Allen noted that Early Childhood Development and Health Board is missing out on an opportunity to act on something that is line with its mission and is putting its future in jeopardy.
The board, she noted, should be cautious about leaving families and child care centers “out to dry or I could see this going back to the ballot and letting the voters decide.”
Hibbs, though, said the Early Childhood Development and Health Board has helped the state during the economic crisis.
For instance, the board approved $23.2 million for child care scholarships after the Legislature cut child care funding early this year. The board also approved another $24 million for family-support programs, including those designed to prevent abuse and neglect. Both were approved as emergency funding mechanisms in February.
“Is everybody going to be coming to First Things First? If that’s the case, then there no longer would be that investment, that very important investment in preparing children to succeed when they start school,” Hibbs said.
Humble said he is now looking for other ways to help child care providers, including looking inside his agency for federal money he could tap and checking to see whether he could legally divert some voter-protected funds.
During the Nov. 9 hearing, Rep. Phil Lopes, a Democrat from Tucson, said he is trying to figure out whether the situation is “enormously humorous or incredible irony.”

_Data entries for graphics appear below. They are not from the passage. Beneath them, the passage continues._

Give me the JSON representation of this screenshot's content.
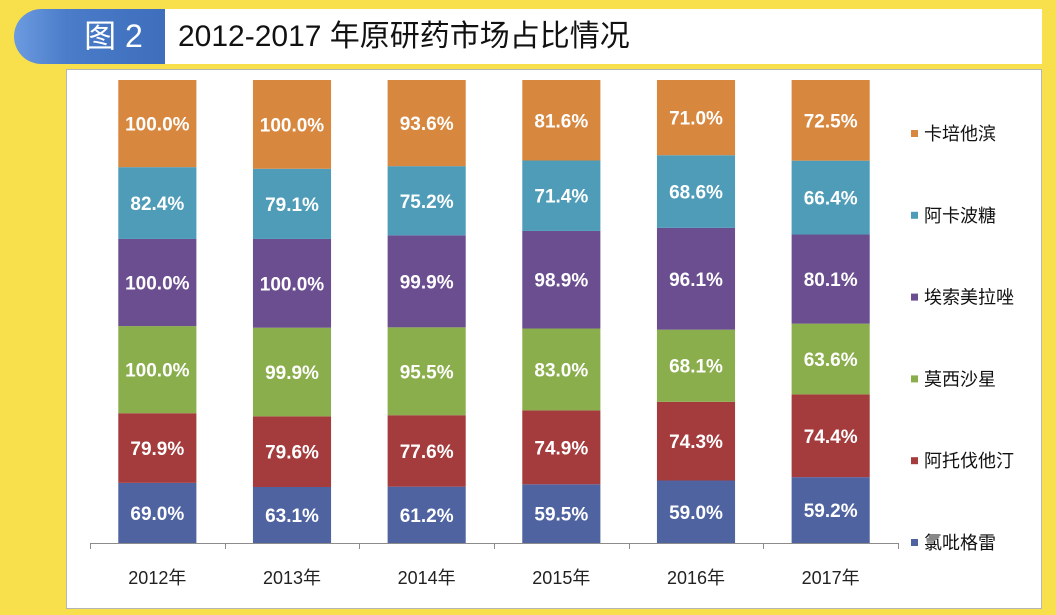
{
  "header": {
    "badge": "图 2"
  },
  "colors": {
    "background": "#F8DF4C",
    "badge": "#4A7CC9",
    "panel": "#FFFFFF"
  },
  "chart_data": {
    "type": "bar",
    "stacking": "percent",
    "title": "2012-2017 年原研药市场占比情况",
    "categories": [
      "2012年",
      "2013年",
      "2014年",
      "2015年",
      "2016年",
      "2017年"
    ],
    "unit": "%",
    "series": [
      {
        "name": "氯吡格雷",
        "color": "#4F63A1",
        "values": [
          69.0,
          63.1,
          61.2,
          59.5,
          59.0,
          59.2
        ]
      },
      {
        "name": "阿托伐他汀",
        "color": "#A43B3C",
        "values": [
          79.9,
          79.6,
          77.6,
          74.9,
          74.3,
          74.4
        ]
      },
      {
        "name": "莫西沙星",
        "color": "#8BAE4C",
        "values": [
          100.0,
          99.9,
          95.5,
          83.0,
          68.1,
          63.6
        ]
      },
      {
        "name": "埃索美拉唑",
        "color": "#6B4E90",
        "values": [
          100.0,
          100.0,
          99.9,
          98.9,
          96.1,
          80.1
        ]
      },
      {
        "name": "阿卡波糖",
        "color": "#4E9CB8",
        "values": [
          82.4,
          79.1,
          75.2,
          71.4,
          68.6,
          66.4
        ]
      },
      {
        "name": "卡培他滨",
        "color": "#D8873F",
        "values": [
          100.0,
          100.0,
          93.6,
          81.6,
          71.0,
          72.5
        ]
      }
    ],
    "legend": "right",
    "data_labels": true,
    "grid": false
  }
}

“Because we did this to you,” Lopes told Humble. “We are the ones who put in statute what you ought to do with those fees and we are now beating you up while you are trying to do as much as creative stuff as you possible can.”

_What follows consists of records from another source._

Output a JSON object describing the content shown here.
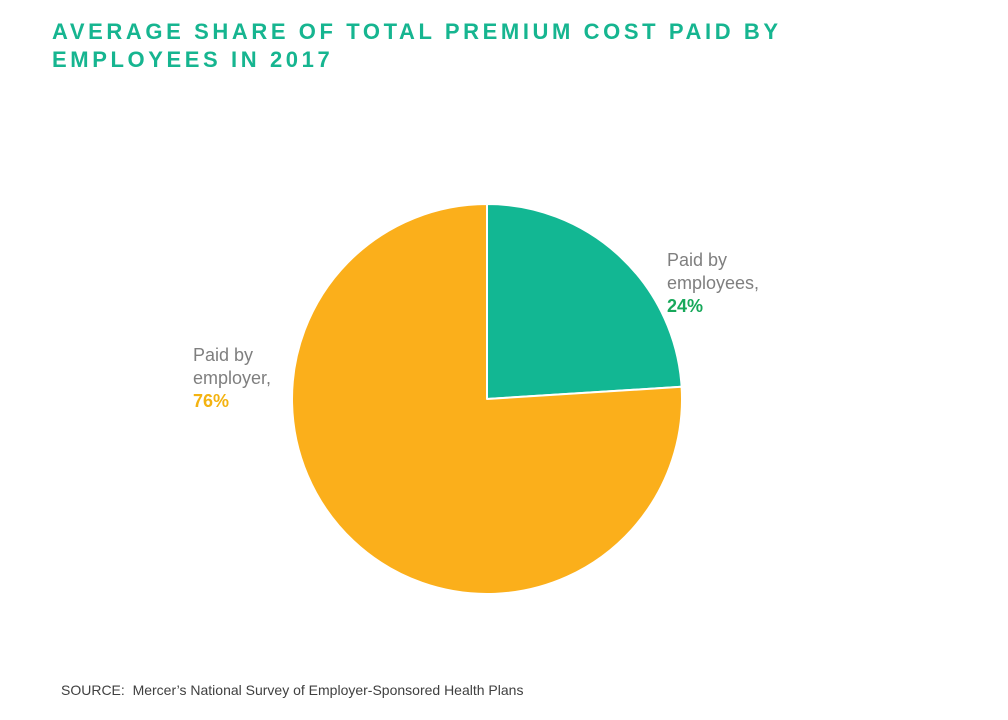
{
  "title": "AVERAGE SHARE OF TOTAL PREMIUM COST PAID BY EMPLOYEES IN 2017",
  "source": "SOURCE:  Mercer’s National Survey of Employer-Sponsored Health Plans",
  "chart_data": {
    "type": "pie",
    "title": "AVERAGE SHARE OF TOTAL PREMIUM COST PAID BY EMPLOYEES IN 2017",
    "start_angle": "12 o'clock, clockwise",
    "slices": [
      {
        "name_line1": "Paid by",
        "name_line2": "employees,",
        "value": 24,
        "value_label": "24%",
        "color": "#12b793",
        "label_color": "#17a85a"
      },
      {
        "name_line1": "Paid by",
        "name_line2": "employer,",
        "value": 76,
        "value_label": "76%",
        "color": "#fbaf1b",
        "label_color": "#f4b311"
      }
    ]
  }
}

Lopes added: “One last point – to those of you who are in the audience, (experiencing) some surprise on our part in hearing that we did something to some agency that we didn’t first talk to them about, we do that all the time.”
Bruce Liggett, executive director of the Arizona Child Care Association, said his group wants the governor to use federal stimulus money to temporarily fund the health department’s licensing and regulatory operations, so that policymakers have more time to put together a “more thoughtful plan” on increasing fees.
“We are calling a time out,” Liggett said. “Private childcare providers are scared and frankly, they are angry.”
But Paul Senseman, the governor’s spokesman, shot down suggestions of using federal dollars under the governor’s purview to address the problem. He said the idea is a non-starter.
“They go against completely the purposes of the fund (federal stimulus money). She prioritized the use of those funds for education, public safety and care for our state’s most vulnerable population,” Senseman said.
Like some lawmakers, Brewer is hoping that Early Childhood Development and Health Board would help in the situation, Senseman said.
“When the voters ratified the use of these funds, it was for this specific population and for child care activity,” Senseman said, referring to the board’s funds.